5. Avete registrato "Shadows.." ai Nadir Studios di Genova. Come avete vissuto questa nuova esperienza? Qualche aneddoto da raccontarci?

C’è sempre da imparare, soprattutto in quelle situazioni… l’esperienza l’abbiamo vissuta bene, siamo stati ospitati, Tommy ci ha trattato molto bene ed è stato molto professionale.
Ti posso raccontare un aneddoto: nel momento di registrare le chitarre ho imbracciato la mia Ibanez e ho fatto una paio di accordi: Tommy mi guarda e mi dice chiaramente che la chitarra NON è ADATTA al nostro scopo perché poco potente, che suono troppo piano e che quindi non riesco a rendere degli stoppati decenti… stesso problema con quella di Mario: il suono dell’ampli (un Mesa con 8 coni attaccati) non spinge… non ho fatto neanche in tempo a dispiacermi che aveva già collegato-scollegato-girato e pirlato: dopo un secondo la mia chitarra aveva un suono della Madonna, che è quello che si sente….


6. Avete avuto contatti con qualche casa discografica?

Sì, tutte straniere; si rimane in contatto e si valutano le proposte che arrivano… per ora siamo ancora autogestiti, diciamo così…

7. Le vostre esibizioni dal vivo sono sempre ben accolte dal pubblico che vi segue numeroso. Che ne pensate?

Mi sembra che alla gente piaccia quello che facciamo… devo dire che mi fa piacere sapere comunque che alcuni invece non ci sopportano, o meglio, non capiscono le nostre scelte… non pretendiamo di piacere a nessuno e non facciamo musica per il pubblico; la facciamo per noi e se poi piace abbiamo raggiunto quello che volevamo. Ai nostri concerti capita raramente che il pubblico sia numeroso… alti e bassi… a volte suoniamo davanti a 10 persone, altre volte a 200, non si può mai sapere come sarà la serata… se fai metal è così, niente palle!

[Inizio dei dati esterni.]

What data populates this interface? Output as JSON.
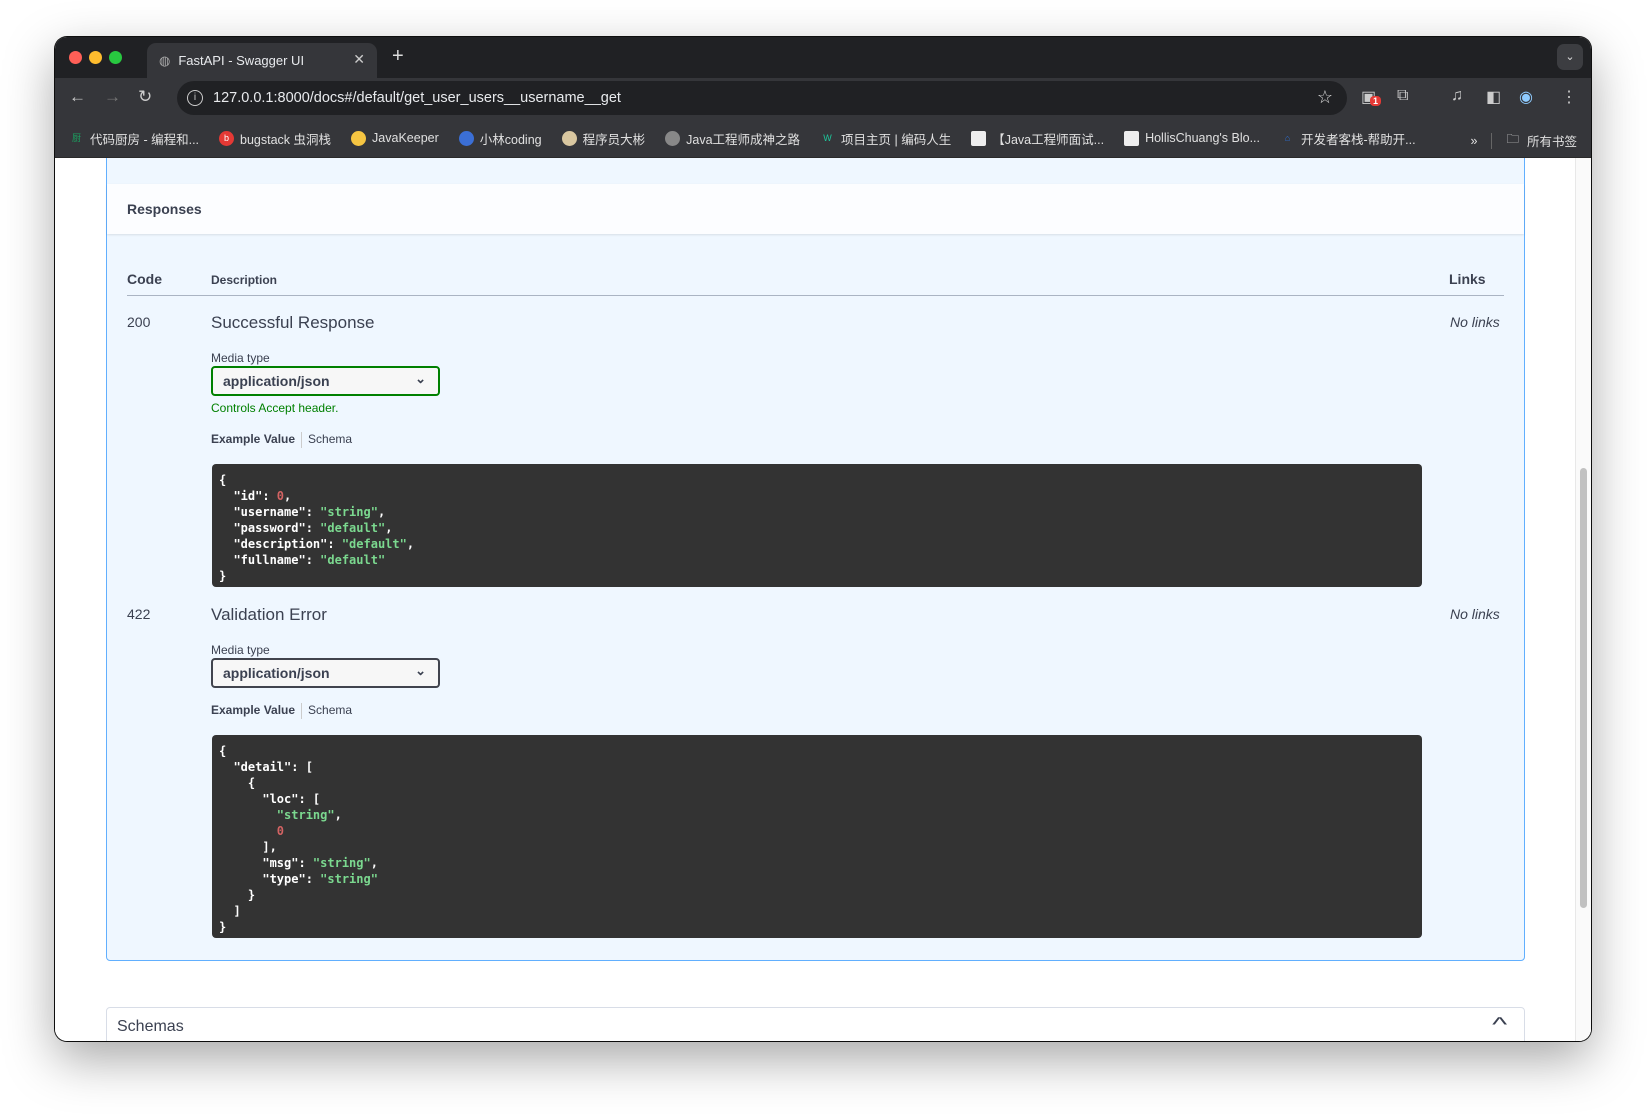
{
  "browser": {
    "tab_title": "FastAPI - Swagger UI",
    "url": "127.0.0.1:8000/docs#/default/get_user_users__username__get",
    "extension_badge": "1",
    "bookmarks": [
      {
        "label": "代码厨房 - 编程和...",
        "icon": "厨",
        "color": "#1aa260"
      },
      {
        "label": "bugstack 虫洞栈",
        "icon": "bug",
        "color": "#e53935"
      },
      {
        "label": "JavaKeeper",
        "icon": "🐤",
        "color": "transparent"
      },
      {
        "label": "小林coding",
        "icon": "●",
        "color": "#3b6fd6"
      },
      {
        "label": "程序员大彬",
        "icon": "▣",
        "color": "#d9c7a0"
      },
      {
        "label": "Java工程师成神之路",
        "icon": "◍",
        "color": "#777"
      },
      {
        "label": "项目主页 | 编码人生",
        "icon": "W",
        "color": "transparent"
      },
      {
        "label": "【Java工程师面试...",
        "icon": "▦",
        "color": "#eee"
      },
      {
        "label": "HollisChuang's Blo...",
        "icon": "✎",
        "color": "#eee"
      },
      {
        "label": "开发者客栈-帮助开...",
        "icon": "⌂",
        "color": "#2d6fd6"
      }
    ],
    "all_bookmarks": "所有书签"
  },
  "responses": {
    "title": "Responses",
    "col_code": "Code",
    "col_description": "Description",
    "col_links": "Links",
    "items": [
      {
        "code": "200",
        "description": "Successful Response",
        "media_label": "Media type",
        "media_value": "application/json",
        "controls": "Controls Accept header.",
        "tab_example": "Example Value",
        "tab_schema": "Schema",
        "links": "No links"
      },
      {
        "code": "422",
        "description": "Validation Error",
        "media_label": "Media type",
        "media_value": "application/json",
        "tab_example": "Example Value",
        "tab_schema": "Schema",
        "links": "No links"
      }
    ]
  },
  "schemas": {
    "title": "Schemas"
  }
}
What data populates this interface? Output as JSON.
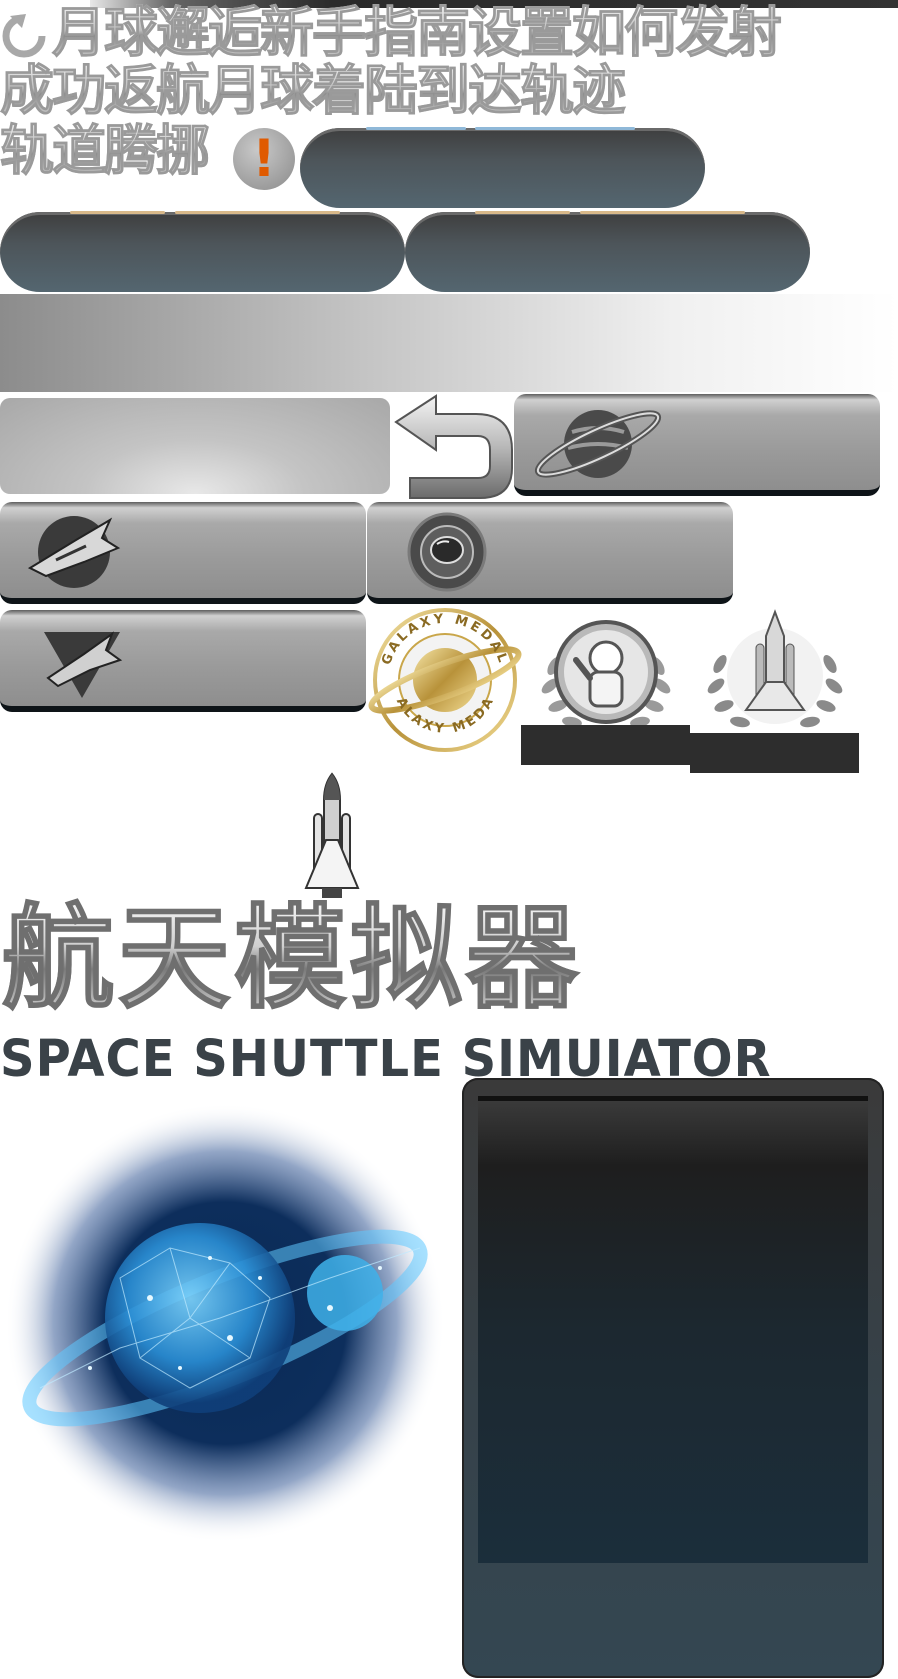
{
  "headline": {
    "line1": "月球邂逅新手指南设置如何发射",
    "line2": "成功返航月球着陆到达轨迹",
    "line3": "轨道腾挪"
  },
  "warning_badge": "!",
  "icons": {
    "reset": "reset-icon",
    "back": "back-arrow-icon",
    "planet": "ringed-planet-icon",
    "shuttle": "space-shuttle-icon",
    "astronaut": "astronaut-helmet-icon",
    "triangle_shuttle": "triangle-shuttle-icon",
    "rocket": "rocket-icon"
  },
  "medals": {
    "galaxy_top": "GALAXY MEDAL",
    "galaxy_bottom": "GALAXY MEDAL"
  },
  "title": {
    "cn": "航天模拟器",
    "en": "SPACE SHUTTLE SIMUIATOR"
  },
  "colors": {
    "pill": "#546670",
    "accent_orange": "#e05a00",
    "gold": "#c9a64a",
    "planet_blue": "#3aa8e8"
  }
}
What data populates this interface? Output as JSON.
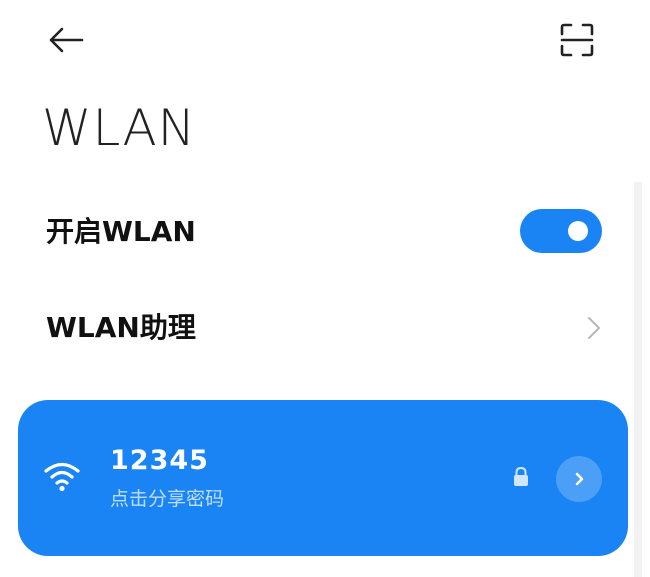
{
  "header": {
    "back_icon": "arrow-left-icon",
    "scan_icon": "scan-frame-icon"
  },
  "page": {
    "title": "WLAN"
  },
  "settings": {
    "wlan_toggle": {
      "label": "开启WLAN",
      "enabled": true
    },
    "assistant": {
      "label": "WLAN助理",
      "icon": "chevron-right-icon"
    }
  },
  "connected_network": {
    "name": "12345",
    "subtitle": "点击分享密码",
    "secured": true,
    "icons": {
      "signal": "wifi-icon",
      "security": "lock-icon",
      "details": "chevron-right-circle-icon"
    }
  },
  "colors": {
    "accent": "#1a84f5",
    "background": "#ffffff",
    "text": "#111111"
  }
}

8. Nel prossimo futuro cosa vi attende?

Un full-lenght registrato sempre da Tommy a Genova a settembre, che verrà stampato quando sceglieremo di firmare una proposta soddisfacente di un’etichetta. Sinceramente pensavamo anche di mettere su un gruppo cover con gli stessi componenti per girare i locali della nostra città, ma è tutto un progetto….


9. A voi la chiusura:

Collegatevi al nostro sito www.eviscerate.it, leggete le nostre future date, schiodatevi dal vostro computer, e venite a sentirci! Noi e la scena metal italiana abbiamo bisogno di supporto, senza pubblico siamo solo sangue e merda (molto pulp… pure troppo!).